AE-NeRF: Auto-Encoding Neural Radiance Fields for 3D-Aware Object Manipulation
This addresses the challenge of 3D object manipulation for computer vision and graphics applications, representing an incremental advancement in disentangling 3D attributes.
The paper tackles the problem of 3D-aware object manipulation by proposing AE-NeRF, an auto-encoder framework that extracts disentangled 3D attributes like shape, appearance, and camera pose from images and renders high-quality images, achieving improved performance over latest methods as demonstrated in experiments.

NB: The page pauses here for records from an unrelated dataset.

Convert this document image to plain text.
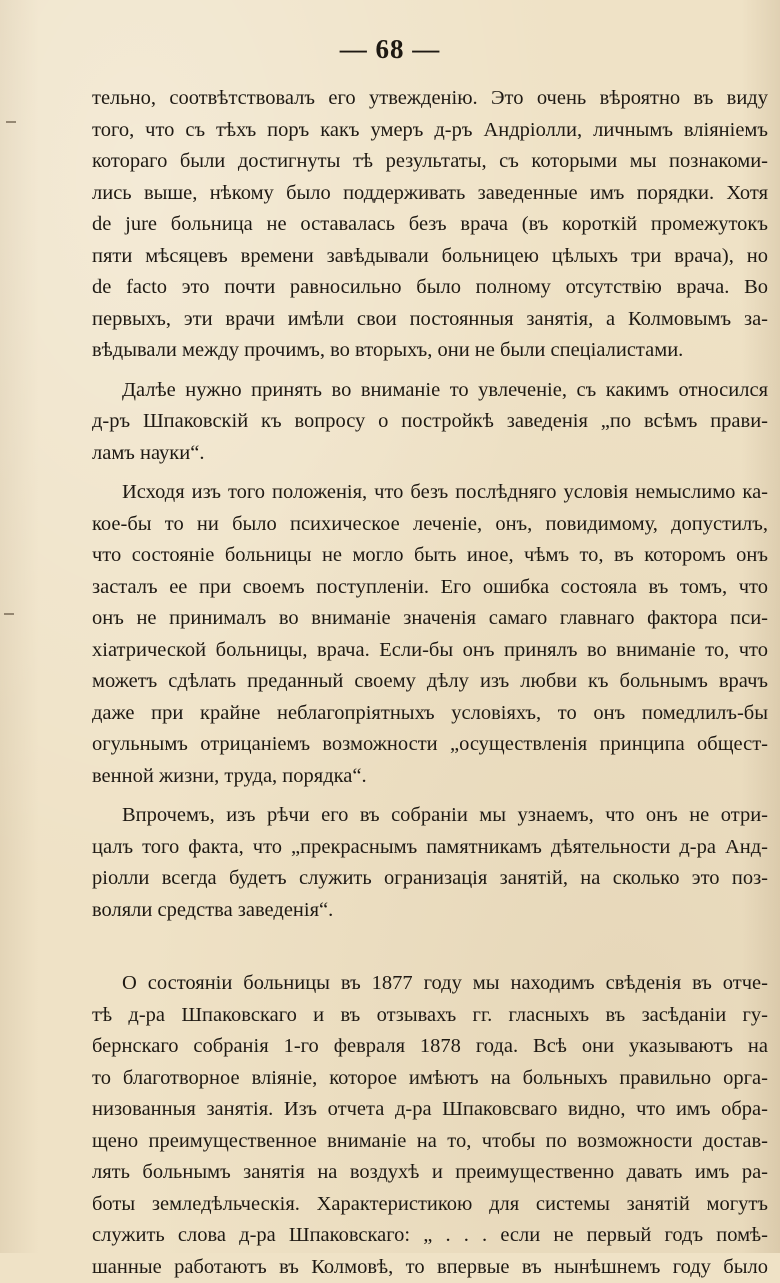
— 68 —

тельно, соотвѣтствовалъ его утвежденію. Это очень вѣроятно въ виду
того, что съ тѣхъ поръ какъ умеръ д-ръ Андріолли, личнымъ вліяніемъ
котораго были достигнуты тѣ результаты, съ которыми мы познакоми-
лись выше, нѣкому было поддерживать заведенные имъ порядки. Хотя
de jure больница не оставалась безъ врача (въ короткій промежутокъ
пяти мѣсяцевъ времени завѣдывали больницею цѣлыхъ три врача), но
de facto это почти равносильно было полному отсутствію врача. Во
первыхъ, эти врачи имѣли свои постоянныя занятія, а Колмовымъ за-
вѣдывали между прочимъ, во вторыхъ, они не были спеціалистами.

Далѣе нужно принять во вниманіе то увлеченіе, съ какимъ относился
д-ръ Шпаковскій къ вопросу о постройкѣ заведенія „по всѣмъ прави-
ламъ науки“.

Исходя изъ того положенія, что безъ послѣдняго условія немыслимо ка-
кое-бы то ни было психическое леченіе, онъ, повидимому, допустилъ,
что состояніе больницы не могло быть иное, чѣмъ то, въ которомъ онъ
засталъ ее при своемъ поступленіи. Его ошибка состояла въ томъ, что
онъ не принималъ во вниманіе значенія самаго главнаго фактора пси-
хіатрической больницы, врача. Если-бы онъ принялъ во вниманіе то, что
можетъ сдѣлать преданный своему дѣлу изъ любви къ больнымъ врачъ
даже при крайне неблагопріятныхъ условіяхъ, то онъ помедлилъ-бы
огульнымъ отрицаніемъ возможности „осуществленія принципа общест-
венной жизни, труда, порядка“.

Впрочемъ, изъ рѣчи его въ собраніи мы узнаемъ, что онъ не отри-
цалъ того факта, что „прекраснымъ памятникамъ дѣятельности д-ра Анд-
ріолли всегда будетъ служить огранизація занятій, на сколько это поз-
воляли средства заведенія“.

О состояніи больницы въ 1877 году мы находимъ свѣденія въ отче-
тѣ д-ра Шпаковскаго и въ отзывахъ гг. гласныхъ въ засѣданіи гу-
бернскаго собранія 1-го февраля 1878 года. Всѣ они указываютъ на
то благотворное вліяніе, которое имѣютъ на больныхъ правильно орга-
низованныя занятія. Изъ отчета д-ра Шпаковсваго видно, что имъ обра-
щено преимущественное вниманіе на то, чтобы по возможности достав-
лять больнымъ занятія на воздухѣ и преимущественно давать имъ ра-
боты земледѣльческія. Характеристикою для системы занятій могутъ
служить слова д-ра Шпаковскаго: „ . . . если не первый годъ помѣ-
шанные работаютъ въ Колмовѣ, то впервые въ нынѣшнемъ году было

We propose a novel framework for 3D-aware object manipulation, called Auto-Encoding Neural Radiance Fields (AE-NeRF). Our model, which is formulated in an auto-encoder architecture, extracts disentangled 3D attributes such as 3D shape, appearance, and camera pose from an image, and a high-quality image is rendered from the attributes through disentangled generative Neural Radiance Fields (NeRF). To improve the disentanglement ability, we present two losses, global-local attribute consistency loss defined between input and output, and swapped-attribute classification loss. Since training such auto-encoding networks from scratch without ground-truth shape and appearance information is non-trivial, we present a stage-wise training scheme, which dramatically helps to boost the performance. We conduct experiments to demonstrate the effectiveness of the proposed model over the latest methods and provide extensive ablation studies.